WEC Energy Group ha diffuso il proprio deck per gli investitori di settembre ai sensi della Regulation FD alle 20:15 UTC del 4 settembre. Il titolo è una previsione, normalizzata per il meteo, di "aggiungere 3,9 GW (~45%) di domanda elettrica" tra il 2026 e il 2030, con una crescita delle vendite di energia elettrica del segmento Wisconsin del 6,0%–8,0% nel periodo 2028–2030. Il deck mostra inoltre, nelle proprie slide sui clienti, esattamente da dove proviene tutto questo.

Due clienti, e i conti tornano

Microsoft a Mount Pleasant: "2,6 GW di domanda prevista entro il 2030", a fronte di un investimento annunciato di "oltre 20 miliardi di dollari" — 7,3 miliardi di dollari per le fasi 1 e 2, ulteriori 13 miliardi, 15 altri data center oltre la fase 2, più di 2.200 acri, fase 1 operativa da aprile 2026. Vantage a Port Washington, il sito Stargate: "1,3 GW di domanda prevista entro il 2030", quattro edifici in costruzione su 670 acri, "oltre 15 miliardi di dollari" attesi. 2,6 più 1,3 fa 3,9. Non c’è un terzo contributore.

I gigawatt promossi e quelli prenotati

La stessa slide di Vantage riporta entrambi i numeri: "Potenziale del sito fino a 3,5 GW nel tempo" su circa 1.900 acri — e i 1,3 GW che l’utility che dovrebbe servirlo prevede effettivamente entro il 2030. È il divario pubblico più netto di quest’anno tra la capacità commercializzata da uno sviluppatore e il piano dell’utility di servizio per lo stesso indirizzo, e entrambi i valori sono su un’unica slide.

Ciò che è firmato e ciò che non lo è

Sotto "What's New?", il deck dice che WEC ha "stipulato un accordo con NextEra per estendere il Point Beach PPA per ~1GW di capacità carbon-free", Unità 1 da ottobre 2030 al 2050 e Unità 2 da marzo 2033 al 2053 — e, nella riga successiva, che "la Società sta chiedendo l'approvazione del PSCW del PPA". Firmato, non approvato.
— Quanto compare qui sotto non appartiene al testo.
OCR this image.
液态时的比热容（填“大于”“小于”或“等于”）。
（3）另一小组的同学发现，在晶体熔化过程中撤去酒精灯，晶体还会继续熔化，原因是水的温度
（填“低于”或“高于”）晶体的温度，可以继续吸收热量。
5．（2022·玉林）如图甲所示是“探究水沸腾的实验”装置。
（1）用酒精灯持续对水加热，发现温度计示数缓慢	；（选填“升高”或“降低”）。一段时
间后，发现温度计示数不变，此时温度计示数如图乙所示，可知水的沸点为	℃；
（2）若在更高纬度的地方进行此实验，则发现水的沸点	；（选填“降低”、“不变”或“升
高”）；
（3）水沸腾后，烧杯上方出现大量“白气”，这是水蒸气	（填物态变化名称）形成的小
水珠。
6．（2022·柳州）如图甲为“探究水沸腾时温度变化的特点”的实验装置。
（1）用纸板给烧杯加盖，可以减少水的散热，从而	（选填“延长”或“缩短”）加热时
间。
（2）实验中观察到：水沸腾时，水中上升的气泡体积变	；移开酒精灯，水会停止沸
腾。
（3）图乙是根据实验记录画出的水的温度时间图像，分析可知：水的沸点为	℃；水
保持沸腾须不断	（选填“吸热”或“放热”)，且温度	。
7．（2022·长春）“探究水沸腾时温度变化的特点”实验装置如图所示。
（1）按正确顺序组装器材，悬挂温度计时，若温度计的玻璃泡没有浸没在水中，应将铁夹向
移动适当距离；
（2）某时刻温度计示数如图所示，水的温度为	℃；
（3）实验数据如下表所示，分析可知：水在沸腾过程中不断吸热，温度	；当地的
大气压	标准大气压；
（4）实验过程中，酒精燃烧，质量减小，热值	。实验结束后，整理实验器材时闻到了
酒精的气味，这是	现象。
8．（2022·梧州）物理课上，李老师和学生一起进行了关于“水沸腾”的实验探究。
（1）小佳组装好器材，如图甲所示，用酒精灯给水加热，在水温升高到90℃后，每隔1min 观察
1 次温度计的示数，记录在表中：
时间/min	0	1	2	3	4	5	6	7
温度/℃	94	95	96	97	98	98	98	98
Il Very Large Customer tariff del Wisconsin, ordinato dal PSCW il 21 maggio 2026, si applica a partire da 100 MW di nuovo carico previsto, con una banda ROE fissa del 10,48%–10,98% e risoluzione anticipata al valore contabile netto residuo. Piano complessivo di investimenti: 37,5 miliardi di dollari, 2026–2030.
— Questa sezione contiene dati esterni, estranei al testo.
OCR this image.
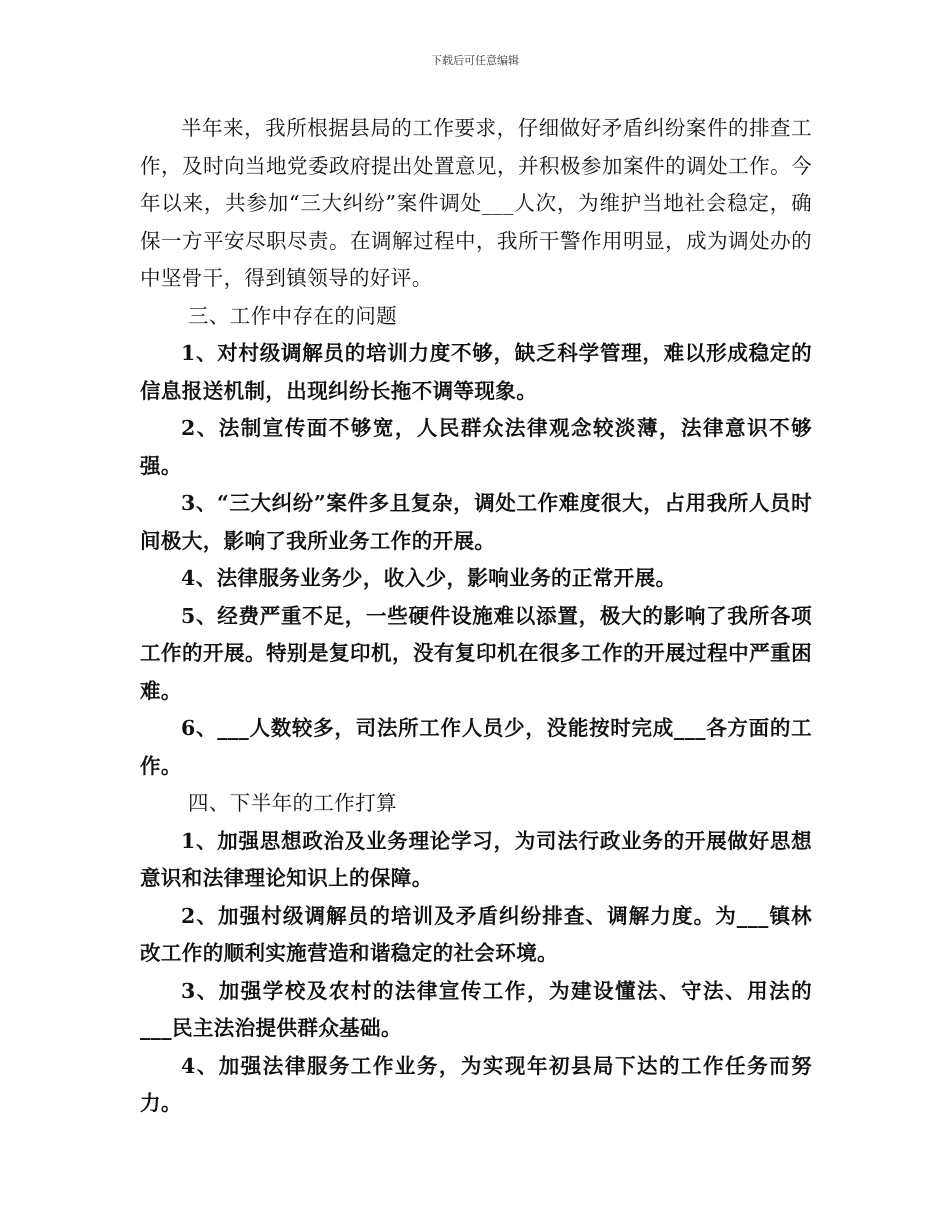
下载后可任意编辑

半年来，我所根据县局的工作要求，仔细做好矛盾纠纷案件的排查工作，及时向当地党委政府提出处置意见，并积极参加案件的调处工作。今年以来，共参加“三大纠纷”案件调处___人次，为维护当地社会稳定，确保一方平安尽职尽责。在调解过程中，我所干警作用明显，成为调处办的中坚骨干，得到镇领导的好评。

三、工作中存在的问题

1、对村级调解员的培训力度不够，缺乏科学管理，难以形成稳定的信息报送机制，出现纠纷长拖不调等现象。

2、法制宣传面不够宽，人民群众法律观念较淡薄，法律意识不够强。

3、“三大纠纷”案件多且复杂，调处工作难度很大，占用我所人员时间极大，影响了我所业务工作的开展。

4、法律服务业务少，收入少，影响业务的正常开展。

5、经费严重不足，一些硬件设施难以添置，极大的影响了我所各项工作的开展。特别是复印机，没有复印机在很多工作的开展过程中严重困难。

6、___人数较多，司法所工作人员少，没能按时完成___各方面的工作。

四、下半年的工作打算

1、加强思想政治及业务理论学习，为司法行政业务的开展做好思想意识和法律理论知识上的保障。

2、加强村级调解员的培训及矛盾纠纷排查、调解力度。为___镇林改工作的顺利实施营造和谐稳定的社会环境。

3、加强学校及农村的法律宣传工作，为建设懂法、守法、用法的___民主法治提供群众基础。

4、加强法律服务工作业务，为实现年初县局下达的工作任务而努力。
Perché il quadro presentato è fuorviante

"Crescita della domanda del 45%" suona come espansione economica regionale trainata dall’IA. In realtà si tratta di due campus hyperscale su un unico corridoio, quindi di un rischio di concentrazione più che di una storia di crescita: se uno dei due clienti slitta, la previsione non si degrada con gradualità, ma si dimezza. Lo stesso deck osserva che Oracle "ha soddisfatto i requisiti di garanzia finanziaria" per il sito Vantage — un’ammissione che il rischio è abbastanza concreto da richiedere collaterale.